Les deux elfes demeurèrent au sol, attendant avec angoisse que le point roux atteigne l'autre extrémité. Malgré ce qu'Opale avait affirmé, elle doutait quant aux capacités de l'Autre. À chaque mouvement de Bel, sa respiration tremblait, à chaque brasse parcourue, ses doigts se tordaient. Elle l'avait perdue trop de fois, l'elfe ne supporterait pas une ultime vision d'horreur.
Après des minutes incertaines et tendues, Bel bondit sur le bord, et se réceptionna facilement. À cette distance, la seule certitude était qu'elle était en vie. L'Autre se retourna vers les femmes, et soudain, Opale sentit son ventre se nouer.
Elle tomba à genoux, agrippant de sa main droite son bras gauche, dont les veines noires pulsaient sous sa peau. Le souffle coupé, elle entendit à peine le cri de Caiyo, pas plus qu'elle ne perçut l'elfe s'agenouiller à ses côtés. Son bras, ainsi que son épaule, n'avaient jamais été douloureux ; c'est comme si le sang d'encre s'était changé en lave, brûlant chaque parcelle de sa peau. Opale reprit une respiration saccadée, et soudain, la douleur disparut.
La femme calma peu à peu les battements de son coeur, se reprenant avec difficultés. La voix de Caiyo se fit plus forte, et Opale entendit bientôt les appels de sa congénère. Encore trop essoufflée pour parler, l'elfe aux cheveux sombres posa sa main sur l'épaule de son amie, puis demeura silencieuse plusieurs minutes.

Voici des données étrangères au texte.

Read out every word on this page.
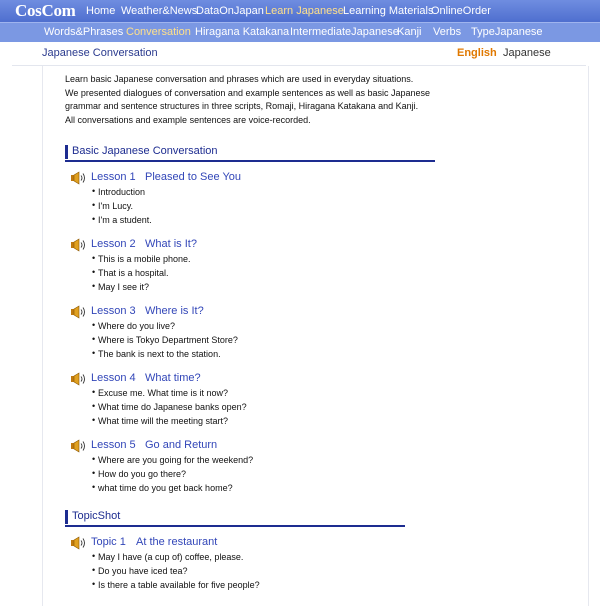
CosCom Home Weather&News
DataOnJapan Learn Japanese Learning Materials
OnlineOrder
Words&Phrases Conversation Hiragana Katakana IntermediateJapanese
Kanji Verbs TypeJapanese
Japanese Conversation	English Japanese
Learn basic Japanese conversation and phrases which are used in everyday situations.
We presented dialogues of conversation and example sentences as well as basic Japanese
grammar and sentence structures in three scripts, Romaji, Hiragana Katakana and Kanji.
All conversations and example sentences are voice-recorded.
Basic Japanese Conversation
Lesson 1 Pleased to See You
• Introduction
• I'm Lucy.
• I'm a student.
Lesson 2 What is It?
• This is a mobile phone.
• That is a hospital.
• May I see it?
Lesson 3 Where is It?
• Where do you live?
• Where is Tokyo Department Store?
• The bank is next to the station.
Lesson 4 What time?
• Excuse me. What time is it now?
• What time do Japanese banks open?
• What time will the meeting start?
Lesson 5 Go and Return
• Where are you going for the weekend?
• How do you go there?
• what time do you get back home?
TopicShot
Topic 1 At the restaurant
• May I have (a cup of) coffee, please.
• Do you have iced tea?
• Is there a table available for five people?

Finalement, elle se releva, encore terrifiée par ce qu'elle venait de vivre. Opale observa la paume de sa main gauche, et dût se rendre à l'évidence : non, son corps ne réagissait pas à cette terre. Il y avait quelque chose, qu'elle ne pouvait qu'observer. Mais quoi, exactement ?
La femme sursauta, voyant se dessiner, au centre de sa paume, un sigle rougeâtre. Une onde la parcourut, glaçante, puis le silence se fit. Opale regarda autour d'elle, et découvrit les deux mains de Bel, s'apprêtant à les amener de l'autre côté. Figées.
L'elfe se tourna vers sa semblable, et son souffle se coupa face à son absence de mouvements. Les battements de son coeur s'accélérèrent, et elle regarda tout autour d'elle.
Plus aucun souffle de vent, ni le moindre son. Tout l'univers semblait s'être figé, glacé dans un seul instant. Opale posa la main sur l'épaule de Caiyo ; aucune réaction.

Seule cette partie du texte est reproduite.